The obituary for Pamela Bonzek Bates describes her as a Greenfield native who graduated magna cum laude from college at 64. Bates died in the hospital the day after she turned 67.

Retired UMass Amherst mathematics professor Jim Humphreys, of Northampton, was credited as an “active leader, donor and supporter of LGBTQ organizations” who helped to “open his field to future generations by working to establish visible recognition” for LGBTQ mathematicians.

Activism in the wake of grief

Jennifer Ritz Sullivan, of Goshen, the ceremony’s key organizer, said the current loss of life, while reduced from the height of the pandemic, is on the scale of “a 9/11 every week.”

The COVID justice leader in Massachusetts for Marked by COVID, Ritz Sullivan started volunteering after the death of her mother, Earla Dawn Dimitriadis. She was one of more than 77,000 people who died of COVID-19 in the U.S. in December 2020.

“She, like many of our loved ones, suffered while isolated in a hospital ICU for 2½ weeks, slowly suffocating to death,” she said. “Hospital staff were overwhelmed and the updates were few.
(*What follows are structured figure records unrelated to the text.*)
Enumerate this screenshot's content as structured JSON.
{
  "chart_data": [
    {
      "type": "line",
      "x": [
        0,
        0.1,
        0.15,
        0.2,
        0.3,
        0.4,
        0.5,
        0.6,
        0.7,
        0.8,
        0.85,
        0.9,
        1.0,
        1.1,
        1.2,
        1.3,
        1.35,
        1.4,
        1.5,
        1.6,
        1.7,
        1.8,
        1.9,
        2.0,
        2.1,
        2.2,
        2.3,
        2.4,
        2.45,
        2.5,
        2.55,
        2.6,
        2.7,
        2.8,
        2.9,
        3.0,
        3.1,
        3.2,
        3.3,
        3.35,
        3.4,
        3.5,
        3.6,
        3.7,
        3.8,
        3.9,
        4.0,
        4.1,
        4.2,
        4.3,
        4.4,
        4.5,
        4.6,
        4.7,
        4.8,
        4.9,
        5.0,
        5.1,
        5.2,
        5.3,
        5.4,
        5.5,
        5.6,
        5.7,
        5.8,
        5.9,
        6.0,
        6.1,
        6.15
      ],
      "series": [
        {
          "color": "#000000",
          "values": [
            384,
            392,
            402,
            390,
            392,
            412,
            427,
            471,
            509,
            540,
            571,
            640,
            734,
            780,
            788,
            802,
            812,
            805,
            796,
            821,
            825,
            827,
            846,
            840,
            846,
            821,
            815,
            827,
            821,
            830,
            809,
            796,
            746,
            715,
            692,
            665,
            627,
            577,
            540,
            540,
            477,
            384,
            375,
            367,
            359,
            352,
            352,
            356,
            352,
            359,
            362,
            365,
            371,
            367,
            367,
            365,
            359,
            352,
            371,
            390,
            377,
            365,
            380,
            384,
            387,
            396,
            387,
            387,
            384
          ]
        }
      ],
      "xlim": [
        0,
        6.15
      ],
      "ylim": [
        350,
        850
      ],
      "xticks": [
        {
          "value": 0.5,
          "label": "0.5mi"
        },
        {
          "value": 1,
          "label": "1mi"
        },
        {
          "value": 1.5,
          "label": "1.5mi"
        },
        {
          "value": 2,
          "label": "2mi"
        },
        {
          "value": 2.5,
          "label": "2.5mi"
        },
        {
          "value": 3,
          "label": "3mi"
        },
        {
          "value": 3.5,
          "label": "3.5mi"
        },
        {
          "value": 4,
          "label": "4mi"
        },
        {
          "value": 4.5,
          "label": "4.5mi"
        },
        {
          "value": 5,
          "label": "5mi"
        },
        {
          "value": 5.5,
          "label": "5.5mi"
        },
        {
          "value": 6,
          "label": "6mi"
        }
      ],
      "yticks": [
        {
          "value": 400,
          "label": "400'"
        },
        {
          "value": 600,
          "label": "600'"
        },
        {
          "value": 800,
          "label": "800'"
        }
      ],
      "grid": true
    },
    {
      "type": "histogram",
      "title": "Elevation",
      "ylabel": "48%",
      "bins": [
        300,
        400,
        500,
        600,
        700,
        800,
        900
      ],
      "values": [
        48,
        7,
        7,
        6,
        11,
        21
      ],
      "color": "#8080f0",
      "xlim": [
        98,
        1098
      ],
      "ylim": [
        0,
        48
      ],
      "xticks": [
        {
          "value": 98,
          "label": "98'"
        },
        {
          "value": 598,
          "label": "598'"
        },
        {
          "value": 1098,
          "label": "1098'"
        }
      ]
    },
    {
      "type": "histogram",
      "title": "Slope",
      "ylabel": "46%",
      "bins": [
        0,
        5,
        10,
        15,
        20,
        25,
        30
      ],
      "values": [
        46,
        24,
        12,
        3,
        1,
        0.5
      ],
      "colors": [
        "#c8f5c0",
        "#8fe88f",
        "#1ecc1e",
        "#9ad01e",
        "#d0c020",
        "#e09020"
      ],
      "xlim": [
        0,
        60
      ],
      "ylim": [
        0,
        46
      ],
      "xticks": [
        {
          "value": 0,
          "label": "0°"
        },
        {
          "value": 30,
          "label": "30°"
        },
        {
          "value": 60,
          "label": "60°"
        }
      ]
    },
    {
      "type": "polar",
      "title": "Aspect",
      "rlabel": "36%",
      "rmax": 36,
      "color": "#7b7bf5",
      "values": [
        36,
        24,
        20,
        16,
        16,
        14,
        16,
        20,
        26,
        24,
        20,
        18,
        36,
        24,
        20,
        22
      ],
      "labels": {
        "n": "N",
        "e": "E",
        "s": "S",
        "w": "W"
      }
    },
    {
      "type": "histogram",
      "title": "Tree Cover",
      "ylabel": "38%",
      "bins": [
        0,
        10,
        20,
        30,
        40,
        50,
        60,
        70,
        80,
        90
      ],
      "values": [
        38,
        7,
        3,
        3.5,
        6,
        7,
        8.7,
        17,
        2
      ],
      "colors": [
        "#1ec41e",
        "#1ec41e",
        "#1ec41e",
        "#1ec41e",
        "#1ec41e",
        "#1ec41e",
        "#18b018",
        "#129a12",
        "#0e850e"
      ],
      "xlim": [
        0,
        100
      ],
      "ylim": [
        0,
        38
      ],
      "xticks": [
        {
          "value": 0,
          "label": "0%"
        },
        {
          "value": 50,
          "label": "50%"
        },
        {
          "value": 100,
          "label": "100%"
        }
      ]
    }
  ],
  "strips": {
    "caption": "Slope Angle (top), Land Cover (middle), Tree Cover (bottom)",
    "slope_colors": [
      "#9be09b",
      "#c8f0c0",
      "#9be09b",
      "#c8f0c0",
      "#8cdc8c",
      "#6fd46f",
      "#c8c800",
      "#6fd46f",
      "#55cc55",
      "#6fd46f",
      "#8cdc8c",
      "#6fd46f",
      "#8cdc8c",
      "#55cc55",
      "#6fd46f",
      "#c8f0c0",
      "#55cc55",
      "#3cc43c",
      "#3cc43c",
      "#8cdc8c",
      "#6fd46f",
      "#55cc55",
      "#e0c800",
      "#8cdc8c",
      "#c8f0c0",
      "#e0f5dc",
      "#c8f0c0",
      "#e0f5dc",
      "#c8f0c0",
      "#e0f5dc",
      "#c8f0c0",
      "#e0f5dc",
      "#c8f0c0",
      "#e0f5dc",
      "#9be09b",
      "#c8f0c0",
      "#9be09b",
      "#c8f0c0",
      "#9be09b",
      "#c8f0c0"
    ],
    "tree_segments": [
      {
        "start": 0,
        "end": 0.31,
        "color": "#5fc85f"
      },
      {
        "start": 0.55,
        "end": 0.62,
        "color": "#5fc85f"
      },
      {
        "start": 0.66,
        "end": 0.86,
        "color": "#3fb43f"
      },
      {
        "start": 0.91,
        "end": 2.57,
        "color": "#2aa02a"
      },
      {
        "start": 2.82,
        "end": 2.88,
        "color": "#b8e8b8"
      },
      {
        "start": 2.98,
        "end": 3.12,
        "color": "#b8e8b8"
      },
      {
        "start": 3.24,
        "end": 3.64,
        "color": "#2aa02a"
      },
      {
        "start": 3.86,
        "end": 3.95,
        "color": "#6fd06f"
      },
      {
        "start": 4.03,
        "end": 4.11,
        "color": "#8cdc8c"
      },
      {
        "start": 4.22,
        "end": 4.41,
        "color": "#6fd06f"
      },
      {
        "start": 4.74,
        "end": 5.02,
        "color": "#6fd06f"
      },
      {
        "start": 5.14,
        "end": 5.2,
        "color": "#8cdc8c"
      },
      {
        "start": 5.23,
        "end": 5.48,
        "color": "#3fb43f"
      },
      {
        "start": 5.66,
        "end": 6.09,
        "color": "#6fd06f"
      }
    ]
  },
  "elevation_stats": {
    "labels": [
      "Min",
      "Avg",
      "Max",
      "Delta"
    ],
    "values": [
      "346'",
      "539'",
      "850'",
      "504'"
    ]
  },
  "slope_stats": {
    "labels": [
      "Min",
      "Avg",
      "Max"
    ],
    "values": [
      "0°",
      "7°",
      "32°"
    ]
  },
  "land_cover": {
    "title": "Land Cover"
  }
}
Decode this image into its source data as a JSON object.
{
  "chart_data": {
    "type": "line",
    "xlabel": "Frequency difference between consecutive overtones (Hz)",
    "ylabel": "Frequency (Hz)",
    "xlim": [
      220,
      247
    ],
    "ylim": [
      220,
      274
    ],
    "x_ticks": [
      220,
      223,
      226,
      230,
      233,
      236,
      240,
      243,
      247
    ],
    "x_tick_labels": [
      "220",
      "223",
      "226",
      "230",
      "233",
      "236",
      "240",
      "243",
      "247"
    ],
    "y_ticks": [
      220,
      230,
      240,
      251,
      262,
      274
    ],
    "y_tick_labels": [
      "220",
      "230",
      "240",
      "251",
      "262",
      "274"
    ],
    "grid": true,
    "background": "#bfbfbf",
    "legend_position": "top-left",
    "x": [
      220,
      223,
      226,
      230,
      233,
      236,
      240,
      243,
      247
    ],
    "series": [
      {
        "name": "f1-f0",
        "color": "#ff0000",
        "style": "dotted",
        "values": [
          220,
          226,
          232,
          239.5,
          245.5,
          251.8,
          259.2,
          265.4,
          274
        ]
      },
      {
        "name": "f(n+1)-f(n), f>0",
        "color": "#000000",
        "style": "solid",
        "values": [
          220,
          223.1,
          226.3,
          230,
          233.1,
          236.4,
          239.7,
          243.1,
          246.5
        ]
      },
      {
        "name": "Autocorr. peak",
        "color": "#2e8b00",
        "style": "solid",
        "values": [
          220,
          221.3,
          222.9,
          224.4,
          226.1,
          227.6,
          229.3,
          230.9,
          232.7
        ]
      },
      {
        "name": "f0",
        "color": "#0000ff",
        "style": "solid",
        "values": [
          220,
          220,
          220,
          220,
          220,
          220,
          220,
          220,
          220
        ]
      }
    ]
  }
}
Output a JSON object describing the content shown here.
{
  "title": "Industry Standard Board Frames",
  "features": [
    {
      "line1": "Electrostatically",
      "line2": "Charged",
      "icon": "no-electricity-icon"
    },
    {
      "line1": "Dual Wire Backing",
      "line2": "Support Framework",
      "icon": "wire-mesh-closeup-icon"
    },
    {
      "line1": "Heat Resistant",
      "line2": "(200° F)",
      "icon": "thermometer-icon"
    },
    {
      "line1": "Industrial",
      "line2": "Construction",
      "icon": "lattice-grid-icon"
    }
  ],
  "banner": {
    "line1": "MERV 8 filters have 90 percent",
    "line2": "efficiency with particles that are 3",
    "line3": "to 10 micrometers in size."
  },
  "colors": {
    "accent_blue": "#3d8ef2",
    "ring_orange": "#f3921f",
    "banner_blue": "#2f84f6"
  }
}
I could only have one brief phone call with my mom before she died alone. … Our loved ones deserved more and we deserve more.”

She said that COVID-19 deaths “were and continue to be the result of policy choices” and the pandemic has disproportionately harmed Black, Indigenous and people of color, low-income people, and people with disabilities. Elected officials, she said, are responsible for ending the pandemic and preventing the next one.

The memorial ceremony was originally scheduled to take place last year but was postponed amid the spread of the novel coronavirus’ delta variant. In the interim, Three Sisters Sanctuary owner Richard Richardson lost his own mother to COVID-19.

“I started this 30 years ago to help heal from grief from the loss of my brother,” Richardson said, standing in the art and sculpture garden where he welcomes the public. “I’m very moved that the gardens have grown into what they are and that the sanctuary is known for what it can do, and that it’s called on for a day like today to serve our community.”

After grieving informally for so long, and postponing the ceremony once, Ritz Sullivan said that on Saturday, she felt “such a release.”

“I’m finding that there’s this coexistence of grief and joy today that’s really transformative and feels right for me,” she said.